To overcome this limitation, we introduce R-Zero, a fully autonomous framework that generates its own training data from scratch.

Starting from a single base LLM, R-Zero initializes two independent models with distinct roles, a Challenger and a Solver.

Training a LLM is a multi-stage process[1], and they're tackling the stage at the end. That's where you do fine-tuning or reinforcement learning. They're not training a LLM from scratch. They're explicitly stating they start from a base LLM, ie a pretrained non-tuned model.

As I understand it, and as they mention, training data for the latter stages has typically required high-quality human-curated samples in large numbers, even if they're augmented using LLMs, say by generating multiple variations of each human-curated training sample.

Their proposal is to have a generative adversarial network generate that data without any initial human input, ie from scratch.
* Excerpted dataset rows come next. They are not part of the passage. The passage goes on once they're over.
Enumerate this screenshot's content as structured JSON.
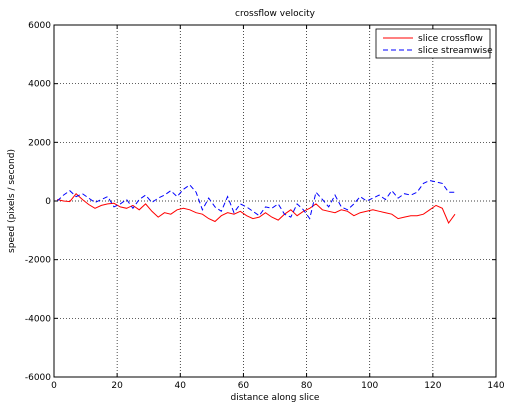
{
  "chart_data": {
    "type": "line",
    "title": "crossflow velocity",
    "xlabel": "distance along slice",
    "ylabel": "speed (pixels / second)",
    "xlim": [
      0,
      140
    ],
    "ylim": [
      -6000,
      6000
    ],
    "xticks": [
      0,
      20,
      40,
      60,
      80,
      100,
      120,
      140
    ],
    "yticks": [
      -6000,
      -4000,
      -2000,
      0,
      2000,
      4000,
      6000
    ],
    "grid": true,
    "legend_position": "top-right",
    "series": [
      {
        "name": "slice crossflow",
        "color": "#ff0000",
        "dash": "solid",
        "x": [
          1,
          3,
          5,
          7,
          9,
          11,
          13,
          15,
          17,
          19,
          21,
          23,
          25,
          27,
          29,
          31,
          33,
          35,
          37,
          39,
          41,
          43,
          45,
          47,
          49,
          51,
          53,
          55,
          57,
          59,
          61,
          63,
          65,
          67,
          69,
          71,
          73,
          75,
          77,
          79,
          81,
          83,
          85,
          87,
          89,
          91,
          93,
          95,
          97,
          99,
          101,
          103,
          105,
          107,
          109,
          111,
          113,
          115,
          117,
          119,
          121,
          123,
          125,
          127
        ],
        "y": [
          50,
          0,
          -20,
          250,
          50,
          -120,
          -250,
          -150,
          -100,
          -80,
          -200,
          -250,
          -150,
          -300,
          -100,
          -350,
          -550,
          -400,
          -450,
          -300,
          -250,
          -300,
          -400,
          -450,
          -600,
          -700,
          -500,
          -400,
          -450,
          -350,
          -500,
          -600,
          -550,
          -400,
          -550,
          -650,
          -450,
          -300,
          -500,
          -350,
          -250,
          -100,
          -300,
          -350,
          -400,
          -300,
          -350,
          -500,
          -400,
          -350,
          -300,
          -350,
          -400,
          -450,
          -600,
          -550,
          -500,
          -500,
          -450,
          -300,
          -150,
          -250,
          -750,
          -450
        ]
      },
      {
        "name": "slice streamwise",
        "color": "#0000ff",
        "dash": "dashed",
        "x": [
          1,
          3,
          5,
          7,
          9,
          11,
          13,
          15,
          17,
          19,
          21,
          23,
          25,
          27,
          29,
          31,
          33,
          35,
          37,
          39,
          41,
          43,
          45,
          47,
          49,
          51,
          53,
          55,
          57,
          59,
          61,
          63,
          65,
          67,
          69,
          71,
          73,
          75,
          77,
          79,
          81,
          83,
          85,
          87,
          89,
          91,
          93,
          95,
          97,
          99,
          101,
          103,
          105,
          107,
          109,
          111,
          113,
          115,
          117,
          119,
          121,
          123,
          125,
          127
        ],
        "y": [
          0,
          200,
          350,
          150,
          250,
          100,
          -50,
          50,
          150,
          -200,
          -100,
          50,
          -250,
          50,
          200,
          -50,
          100,
          200,
          350,
          150,
          400,
          550,
          300,
          -300,
          100,
          -200,
          -350,
          150,
          -400,
          -100,
          -200,
          -350,
          -500,
          -200,
          -250,
          -100,
          -450,
          -550,
          -100,
          -300,
          -600,
          300,
          50,
          -200,
          200,
          -200,
          -300,
          -100,
          150,
          0,
          100,
          200,
          50,
          350,
          100,
          250,
          200,
          300,
          600,
          700,
          650,
          600,
          300,
          300
        ]
      }
    ]
  }
}
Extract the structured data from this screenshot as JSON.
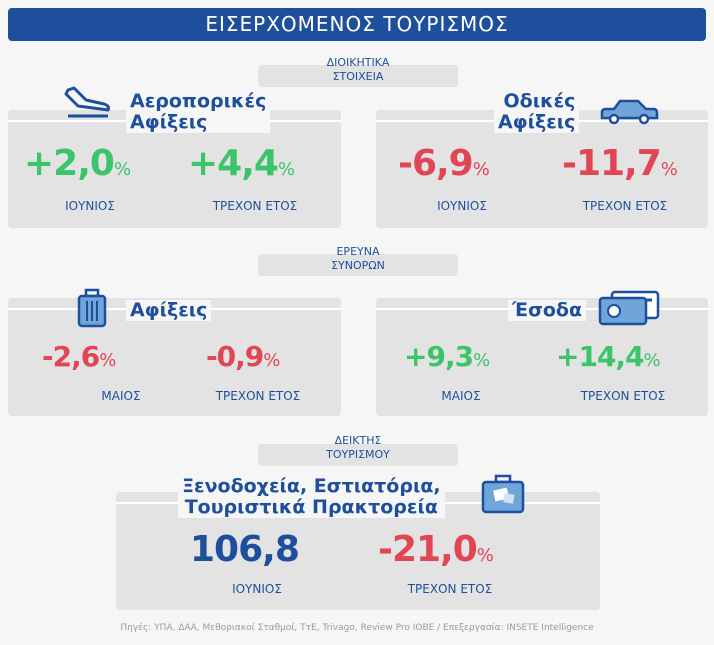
{
  "title": "ΕΙΣΕΡΧΟΜΕΝΟΣ ΤΟΥΡΙΣΜΟΣ",
  "sections": [
    {
      "label_line1": "ΔΙΟΙΚΗΤΙΚΑ",
      "label_line2": "ΣΤΟΙΧΕΙΑ"
    },
    {
      "label_line1": "ΕΡΕΥΝΑ",
      "label_line2": "ΣΥΝΟΡΩΝ"
    },
    {
      "label_line1": "ΔΕΙΚΤΗΣ",
      "label_line2": "ΤΟΥΡΙΣΜΟΥ"
    }
  ],
  "air": {
    "title1": "Αεροπορικές",
    "title2": "Αφίξεις",
    "icon": "airplane-landing-icon",
    "v1": "+2,0",
    "l1": "ΙΟΥΝΙΟΣ",
    "v2": "+4,4",
    "l2": "ΤΡΕΧΟΝ ΕΤΟΣ",
    "unit": "%"
  },
  "road": {
    "title1": "Οδικές",
    "title2": "Αφίξεις",
    "icon": "car-icon",
    "v1": "-6,9",
    "l1": "ΙΟΥΝΙΟΣ",
    "v2": "-11,7",
    "l2": "ΤΡΕΧΟΝ ΕΤΟΣ",
    "unit": "%"
  },
  "arrivals": {
    "title": "Αφίξεις",
    "icon": "suitcase-icon",
    "v1": "-2,6",
    "l1": "ΜΑΙΟΣ",
    "v2": "-0,9",
    "l2": "ΤΡΕΧΟΝ ΕΤΟΣ",
    "unit": "%"
  },
  "receipts": {
    "title": "Έσοδα",
    "icon": "credit-card-icon",
    "v1": "+9,3",
    "l1": "ΜΑΙΟΣ",
    "v2": "+14,4",
    "l2": "ΤΡΕΧΟΝ ΕΤΟΣ",
    "unit": "%"
  },
  "index": {
    "title1": "Ξενοδοχεία, Εστιατόρια,",
    "title2": "Τουριστικά Πρακτορεία",
    "icon": "travel-bag-icon",
    "v1": "106,8",
    "l1": "ΙΟΥΝΙΟΣ",
    "v2": "-21,0",
    "l2": "ΤΡΕΧΟΝ ΕΤΟΣ",
    "unit": "%"
  },
  "colors": {
    "blue": "#1e4f9c",
    "green": "#3cc46b",
    "red": "#e14654"
  },
  "footer": "Πηγές: ΥΠΑ, ΔΑΑ, Μεθοριακοί Σταθμοί, ΤτΕ, Trivago, Review Pro IOBE  /  Επεξεργασία:  INSETE Intelligence"
}
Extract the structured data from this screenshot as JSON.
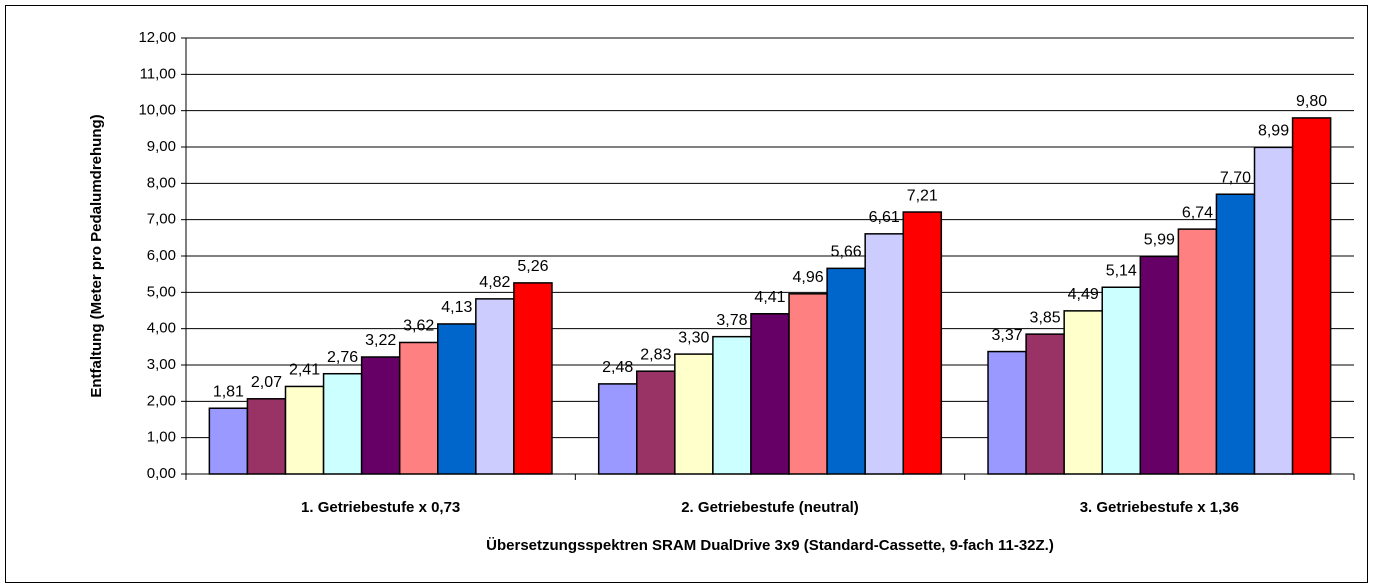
{
  "chart_data": {
    "type": "bar",
    "y_label": "Entfaltung (Meter pro Pedalumdrehung)",
    "x_label": "Übersetzungsspektren SRAM DualDrive 3x9 (Standard-Cassette, 9-fach 11-32Z.)",
    "categories": [
      "1. Getriebestufe x 0,73",
      "2. Getriebestufe (neutral)",
      "3. Getriebestufe x 1,36"
    ],
    "series": [
      {
        "color": "#9999ff",
        "values": [
          1.81,
          2.48,
          3.37
        ],
        "value_labels": [
          "1,81",
          "2,48",
          "3,37"
        ]
      },
      {
        "color": "#993366",
        "values": [
          2.07,
          2.83,
          3.85
        ],
        "value_labels": [
          "2,07",
          "2,83",
          "3,85"
        ]
      },
      {
        "color": "#ffffcc",
        "values": [
          2.41,
          3.3,
          4.49
        ],
        "value_labels": [
          "2,41",
          "3,30",
          "4,49"
        ]
      },
      {
        "color": "#ccffff",
        "values": [
          2.76,
          3.78,
          5.14
        ],
        "value_labels": [
          "2,76",
          "3,78",
          "5,14"
        ]
      },
      {
        "color": "#660066",
        "values": [
          3.22,
          4.41,
          5.99
        ],
        "value_labels": [
          "3,22",
          "4,41",
          "5,99"
        ]
      },
      {
        "color": "#ff8080",
        "values": [
          3.62,
          4.96,
          6.74
        ],
        "value_labels": [
          "3,62",
          "4,96",
          "6,74"
        ]
      },
      {
        "color": "#0066cc",
        "values": [
          4.13,
          5.66,
          7.7
        ],
        "value_labels": [
          "4,13",
          "5,66",
          "7,70"
        ]
      },
      {
        "color": "#ccccff",
        "values": [
          4.82,
          6.61,
          8.99
        ],
        "value_labels": [
          "4,82",
          "6,61",
          "8,99"
        ]
      },
      {
        "color": "#ff0000",
        "values": [
          5.26,
          7.21,
          9.8
        ],
        "value_labels": [
          "5,26",
          "7,21",
          "9,80"
        ]
      }
    ],
    "ylim": [
      0,
      12
    ],
    "yticks": [
      {
        "value": 0,
        "label": "0,00"
      },
      {
        "value": 1,
        "label": "1,00"
      },
      {
        "value": 2,
        "label": "2,00"
      },
      {
        "value": 3,
        "label": "3,00"
      },
      {
        "value": 4,
        "label": "4,00"
      },
      {
        "value": 5,
        "label": "5,00"
      },
      {
        "value": 6,
        "label": "6,00"
      },
      {
        "value": 7,
        "label": "7,00"
      },
      {
        "value": 8,
        "label": "8,00"
      },
      {
        "value": 9,
        "label": "9,00"
      },
      {
        "value": 10,
        "label": "10,00"
      },
      {
        "value": 11,
        "label": "11,00"
      },
      {
        "value": 12,
        "label": "12,00"
      }
    ],
    "grid": true
  }
}
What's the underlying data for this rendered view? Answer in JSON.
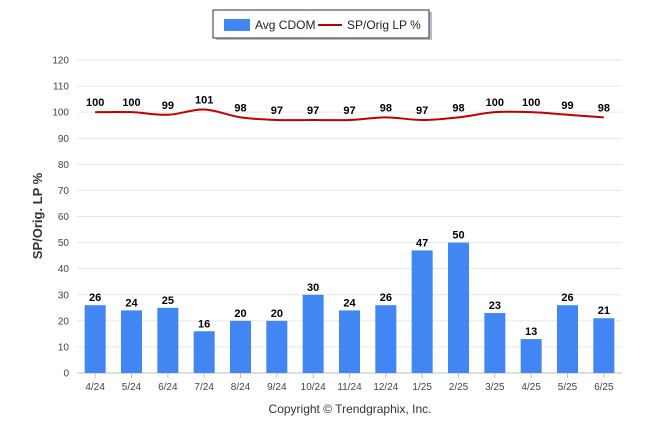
{
  "chart_data": {
    "type": "bar",
    "title": "",
    "xlabel": "",
    "ylabel": "SP/Orig. LP %",
    "ylim": [
      0,
      120
    ],
    "y_ticks": [
      "0",
      "10",
      "20",
      "30",
      "40",
      "50",
      "60",
      "70",
      "80",
      "90",
      "100",
      "110",
      "120"
    ],
    "grid": true,
    "legend_position": "top-center",
    "categories": [
      "4/24",
      "5/24",
      "6/24",
      "7/24",
      "8/24",
      "9/24",
      "10/24",
      "11/24",
      "12/24",
      "1/25",
      "2/25",
      "3/25",
      "4/25",
      "5/25",
      "6/25"
    ],
    "series": [
      {
        "name": "Avg CDOM",
        "type": "bar",
        "color": "#4286f4",
        "values": [
          26,
          24,
          25,
          16,
          20,
          20,
          30,
          24,
          26,
          47,
          50,
          23,
          13,
          26,
          21
        ]
      },
      {
        "name": "SP/Orig LP %",
        "type": "line",
        "color": "#c00000",
        "values": [
          100,
          100,
          99,
          101,
          98,
          97,
          97,
          97,
          98,
          97,
          98,
          100,
          100,
          99,
          98
        ]
      }
    ]
  },
  "footer": {
    "copyright": "Copyright © Trendgraphix, Inc."
  }
}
[1]: https://snorkel.ai/blog/large-language-model-training-three-...

tucnak•1h ago
AlphaZero is oftentimes dragged out to ridicule the so-called "self-play LLM training" techniques, although I don't think these arguments are terribly convincing. You can think of AlphaZero games as effectively synthetic data in adversarial setting; yes, it's easy to produce and verify as the rules of chess are verifiable, so it doesn't require much data on paper. This is not the case for most texts, with some notable exceptions in verifiable domains, where self-play is coincidentally applied most successfully. Thus, you could make an argument that the pre-existing "trained LLM" is merely functioning as a verifier proxy, analogous to the well-defined chess verifier in AlphaZero.
nakamoto_damacy•1h ago
Perpetual Motion Machines were a thing at some point, too.
YeGoblynQueenne•1h ago
Don't laugh. PMMs work! I built mine ten years ago when I realised I could improve the SOTA by a huge 20%. I've been improving it for the last 10 years and I get an average performance boost of ~0.25 every year. We will have Free Energy in the next 10 years.
api•1h ago
I refer to the endless self improving runaway AI as an “information theoretic perpetual motion machine.”

This will work in a sense. It will do… something… and learn… something. It will be unrelated to the physical universe in any way. See also: procedural landscape generators, etc.

K0balt•4m ago
Might kinda work if you have it tools to do its research on the open internet, fiverr, mechanical Turk, etc.
clbrmbr•26m ago
Terrible choice of name. DeepSeek developed a historically important model called “R-Zero” (this was the predecessor to R1 that was training without any coldstart SFT, and was very strong but difficult to read chain of thought because it code switches into Chinese and has no line breaks).